Not only is the performance of these funds not poor, many of them even far exceeded the minimum standard of 200 million yuan at the beginning of the fund-raising, but now they frequently sound the liquidation alarm after less than a year of operation. Before this, the electric power ETF has at least 5 announcements suggesting that the net asset value of the fund is less than 50 million yuan in a row, and the Huatai Berry card non-ferrous metals mining ETF has also suggested the same risk at least 3 times before.

However, although the performance of these ETF is OK, there is a great pressure of homogenization competition within the industry. Take the non-ferrous mining industry ETF as an example, tracking the non-ferrous mining index, Wind statistics show that there are currently 7 linked products, including ETF, linked funds and passive index funds of four fund companies.

Power ETF tracking in the card all refers to the power index, and the index linked to the ETF, there are 5 fund companies have the same type of products, of which 3 have linked funds to follow. According to the latest statistics on the scale of these products, only Guangfa CSC refers to electric power utilities whose ETF is more than 2.2 billion yuan, while the rest are less than 200 million yuan.

Source of public fund products linked to the CSI all Index of electricity (H30199.CSI): Wind

In the first quarter of this year, the funds of the "national team" participated in market management through ETF. According to statistics at the end of the quarter, the investment of Central Huijin alone in participating in several wide-based ETF exceeded 300 billion yuan, while the scale of all listed ETF is currently 2.41 trillion yuan. However, in terms of the public offering ETF linked to the broad-based index, the number of more than 10 billion yuan is relatively small, and the scale of less than 500 million can be found everywhere.

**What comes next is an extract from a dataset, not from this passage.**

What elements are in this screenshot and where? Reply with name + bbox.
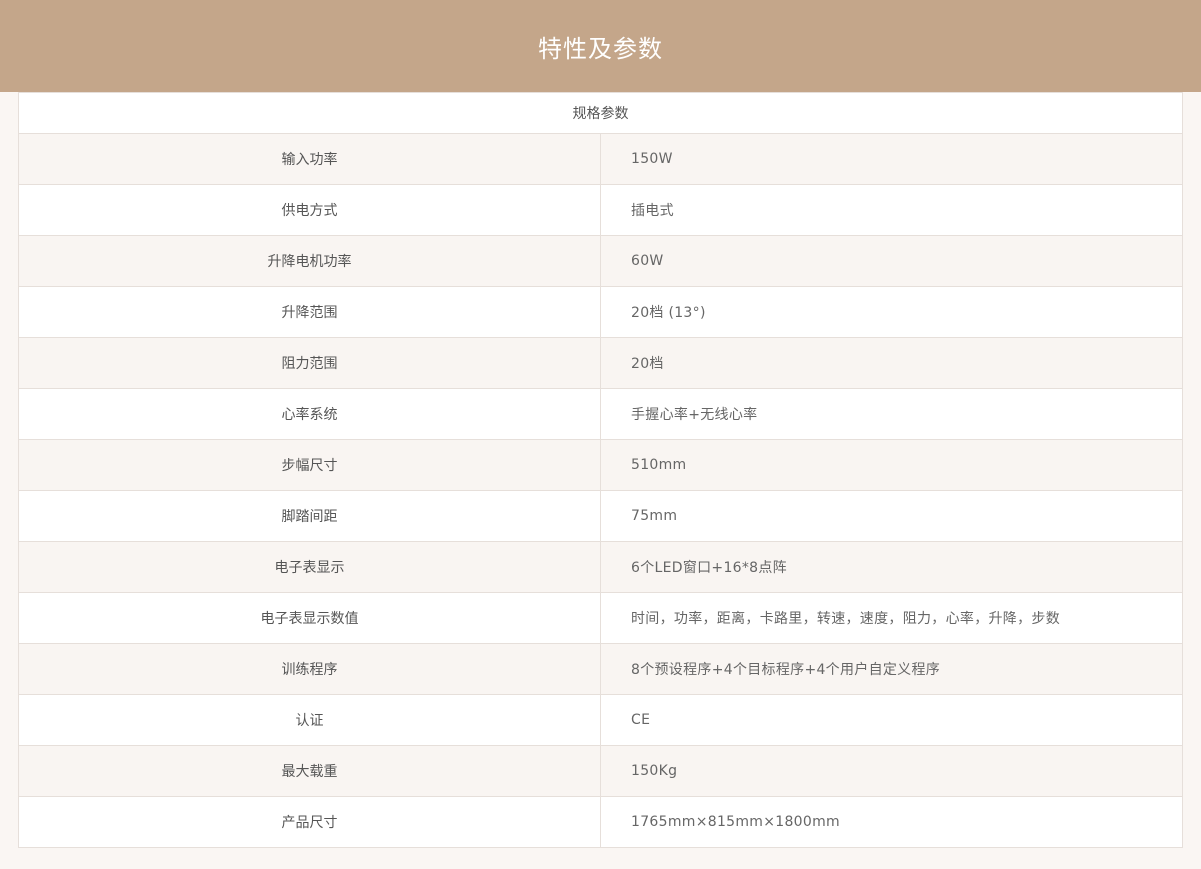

This precisely reflects the crowded industry and wide-based track, many products have seen liquidity decline or even dry up, and the main buying force of ETF is still institutional investors. From the perspective of industry development, fund companies should also formulate differentiated investment and product design ideas, pay more attention to some narrow-base indexes or other emerging indexes, and cover a wider range of investments. otherwise, it will inevitably lead to many uncertain risks caused by homogeneous competition.